How fresh the data is
The dashboard polls — it doesn’t subscribe to realtime changes. Three timers govern freshness:
- Time-series refetch — fires when the range or endpoint selection changes.
- In-window memos — recompute every minute so the right edge of every chart slides forward without a refetch.
- Freshness label — ticks every 5 seconds so the “Updated Xs ago” counter is current.
For a 24h range the dashboard pulls hourly rollups plus a synthetic in-progress bucket from raw check rows, so the right edge is genuinely live. For 7d / 30d / 90d it pulls daily summaries plus today’s hourlies as fill-in.
Fleet hero
The top strip of counters:
- Healthy / Degraded / Down / Inconclusive / Paused — current status snapshot from each endpoint’s
last_status. - Active incidents — count of incidents in the
activestate. - Notifications sent — count of dispatches in the selected window.
- Incidents in window — opens within the selected range.
KPI cards
Six cards across, each with a number + a small inline sparkline drawn from the same buckets the charts use:
| KPI | What it shows |
|---|---|
| Fleet uptime | % of buckets that were healthy across the selection. |
| Global P95 | 95th-percentile response time across all included endpoints. |
| Error rate | Share of buckets that recorded any non-healthy status. |
| Avg response | Average response time, with an early-half vs late-half trend % on the back. |
| Checks ran | Total probes executed in the window. |
| Incidents | Total incidents with an open / resolved breakdown. |
Error budget banner
A gradient bar shows budgetRemaining against your SLO target (set under Settings → Check defaults and SLO). When you’re well inside budget the bar reads green; as you spend, it shifts amber and then red.
Charts
Stacked one above the other, all sharing the time window:
- Response Time Percentiles — P50 / P95 / P99 lines.
- Uptime % vs SLO — uptime line plus your SLO target, with a toggleable downtime series for context.
- Error Rate — non-healthy share over time.
- Status Bar Chart — stacked healthy / degraded / down per bucket, useful for spotting clustered failures.
Endpoint heatmap
Every endpoint × every bucket as a coloured cell. Lets you scan an entire fleet in seconds and spot an endpoint that’s been silently degraded for hours.
Per-endpoint chart
A response-time area chart of the top 8 endpoints by average latency in the window. Use it to find the small set of endpoints driving your fleet P95.

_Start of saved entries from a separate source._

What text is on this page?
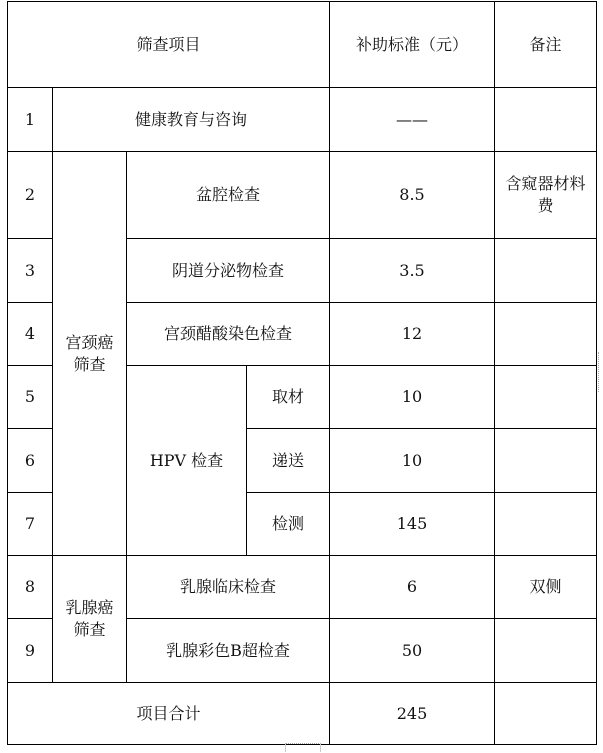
筛查项目				补助标准（元）	备注
1	健康教育与咨询			——	
2	宫颈癌筛查	盆腔检查		8.5	含窥器材料费

3		阴道分泌物检查		3.5	
4		宫颈醋酸染色检查		12	
5		HPV 检查	取材	10	
6			递送	10	
7			检测	145	
8	乳腺癌筛查	乳腺临床检查		6	双侧
9		乳腺彩色B超检查		50	
项目合计				245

Active incidents + live activity
Two side-by-side panels at the bottom of the chart stack:
- Active incidents — every currently-active incident with its endpoint, cause, and time-since-open.
- Live activity feed — the most recent incident state changes (opens and resolves).
SLO compliance
A per-endpoint list of window-uptime against your SLO target. Endpoints below target sort first.
Rank cards
Three “top offenders” cards on the bottom row:
- Slowest — top endpoints by P95 in the window.
- Flakiest — top endpoints by incident count.
- Highest error rate — top endpoints by share of non-healthy buckets.
Empty state
If you haven’t added any endpoints yet, the page shows a centred icon, the line “No endpoints yet”, and an Add Endpoint button. Every other widget is hidden until you have at least one endpoint with at least one check on it.